I do believe that monitoring has taken place in some circumstances, I have even participated in both monitoring and failed attempts at monitoring. I actually had a lot of fun monitoring a lottery network back then, we were watching for errors in the lines, much easier to detect than specific words or word patterns, and my partner and myself actually figured out not only the polling sequences and addresses of stations on the network, but could even tell the difference, at a glance, between a quick pick ticket for one game and a selected ticket with choices penciled in, and even what the choices were, as well as which station originated the ticket.

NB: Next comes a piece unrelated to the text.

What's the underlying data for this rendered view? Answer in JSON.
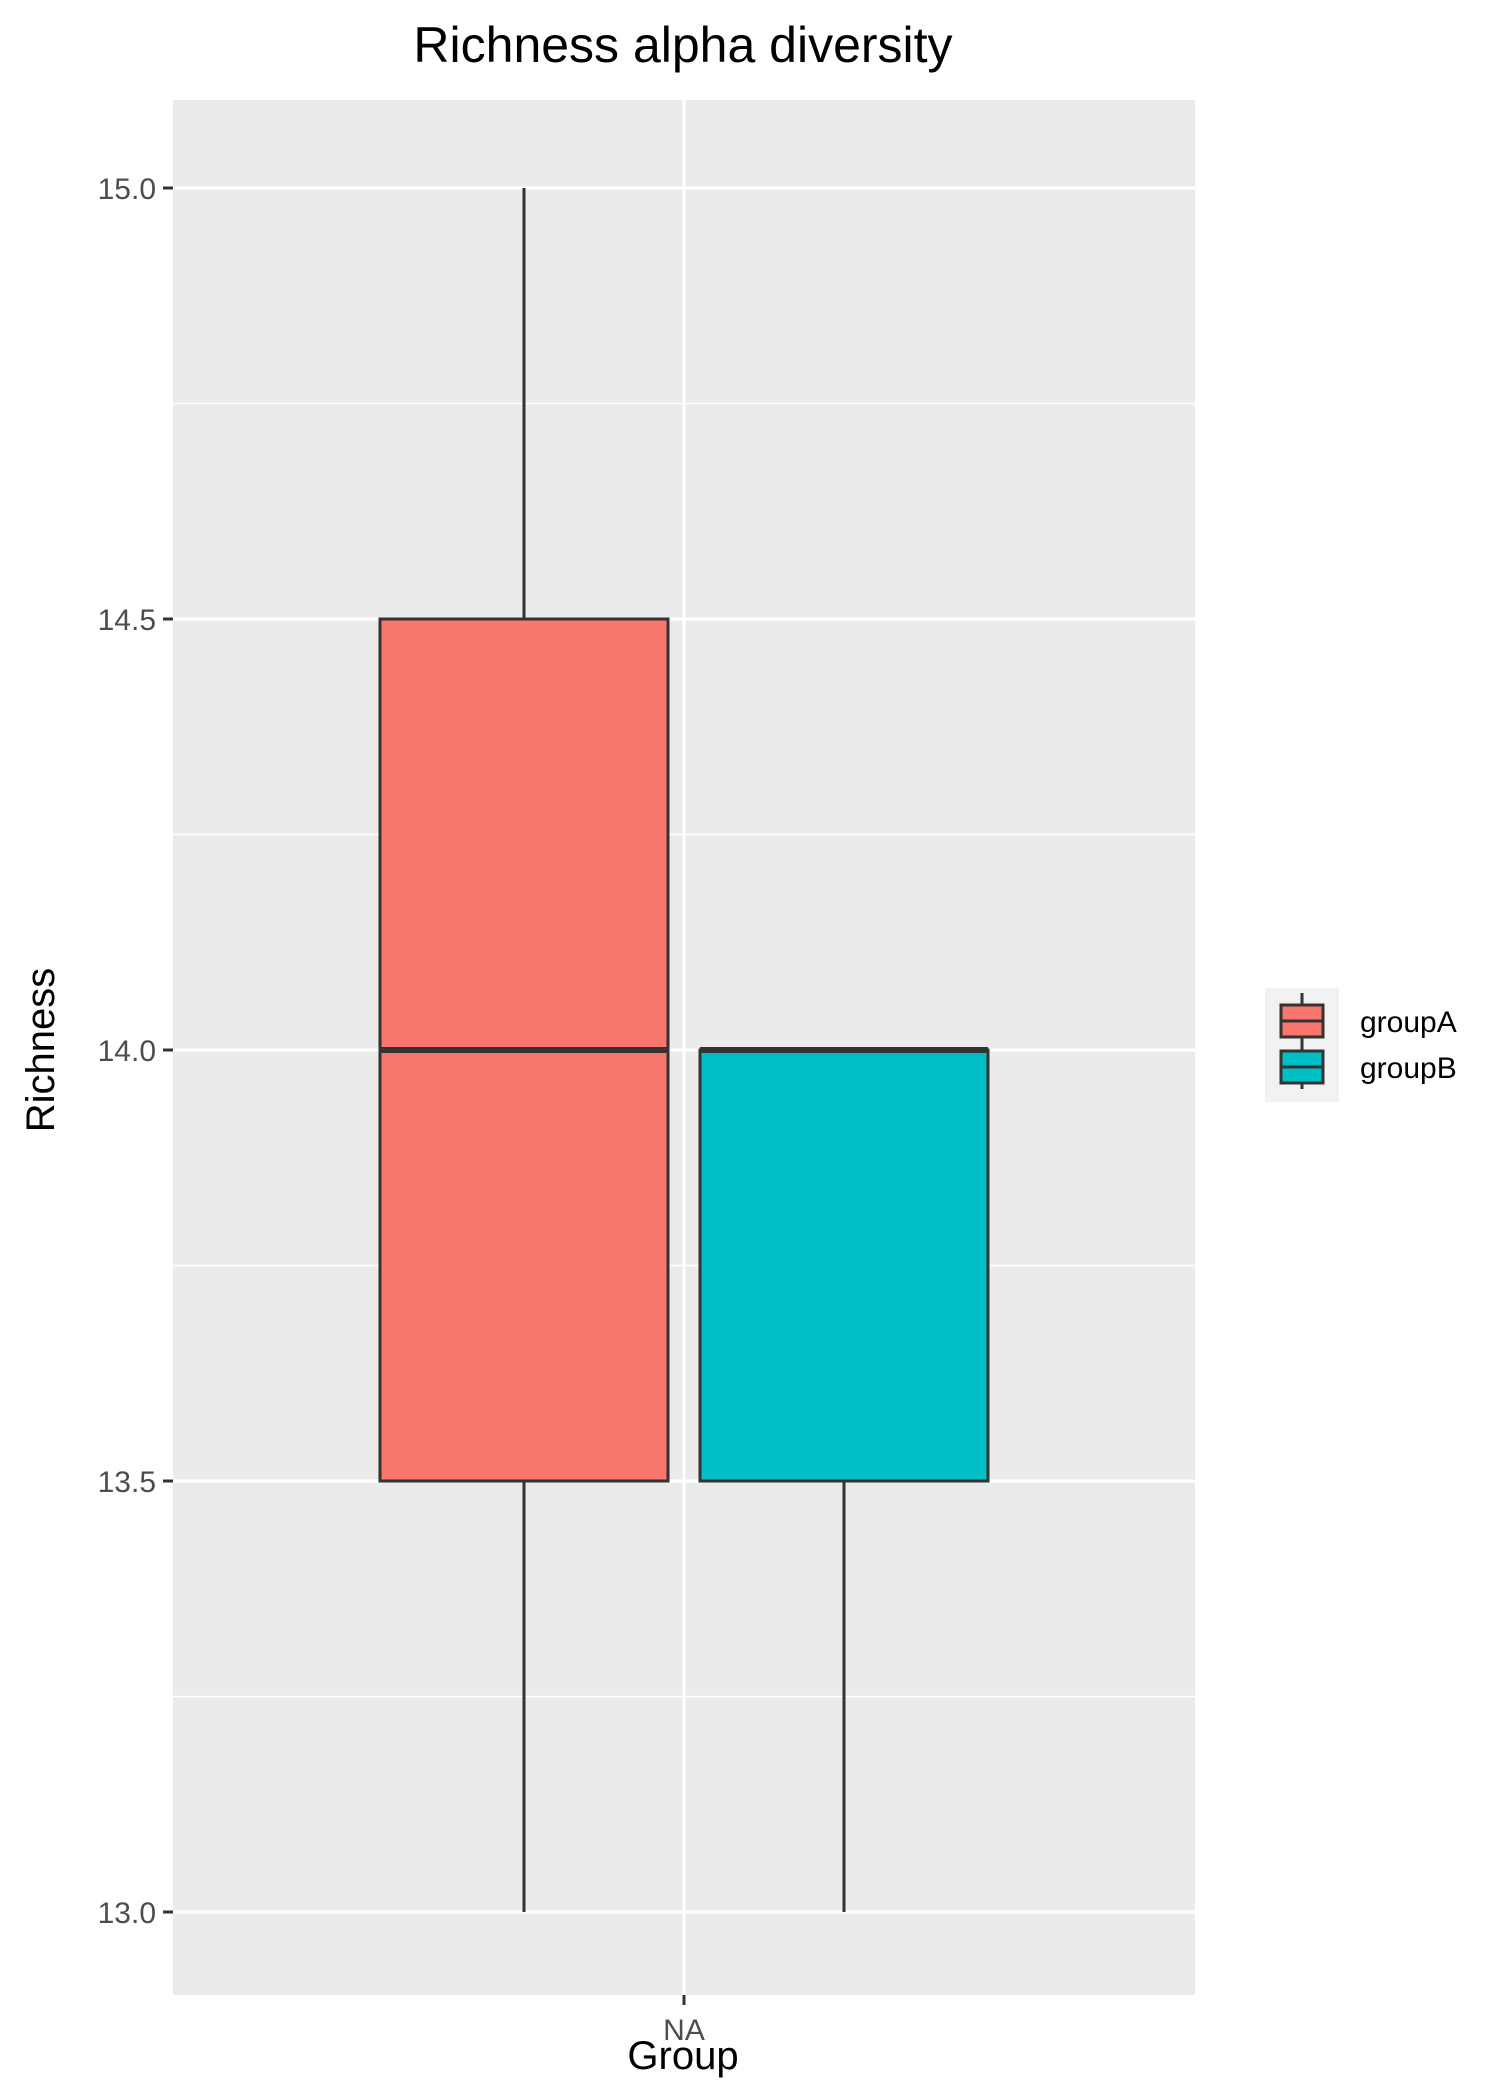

We were sitting there running a test overseen by the State of NY and the computer company, and as Rich and I started saying what kind of ticket was being sent from which machine, the computer company person went ballistic on us, insisting on an immediate meeting with us, the State, and a variety of other players including a contracted security team. The security team basically laughed at them after they explained what the problem was, telling them that hours and hours of repetition watching those lines under test would have resulted in an easy education for anyone smart enough to be able to operate the sophisticated equipment we were using to monitor the lines to begin with. End of meeting, but then a "secrecy oath" to be signed so that we would not "expose" the secrets we had discovered.
------
But if I moved up a couple of levels, or down as the case may be, in the protocols stacks, I not only would have to be able to sort by station address, but which of several T1 "channels" that station was transmitting on, and then which of several available T1s in a T3, and so on, adding levels of complexity until the current state of the art. And that's just in the digital domain without any encryption, if it's analog, then you have to get it all the way back to analog in order to be able to tell what was said.
As a telephone engineer I participated in attempts to automatically monitor voice conversations, and the efforts were laughable. Look at voice recognition menus today, and how many errors are generated. An agency relying on real time monitoring of analog telephone traffic looking for specific keywords had better hope that the person they were monitoring spoke with no accent, at an even rate, and did not have a cold.
Do I believe "they" are trying to do it? Yes, most absolutely. But do I believe they are succeeding, not anywhere nearly to the extent that movies and TV shows would have us believe. And as I have said, the amount of digital data out there is just monstrously huge, and post processing that in all of its various formats is not a logistical problem I would like to even attempt, and I have troubleshot IBM SNA networks using a protocol analyzer that did not decode SNA.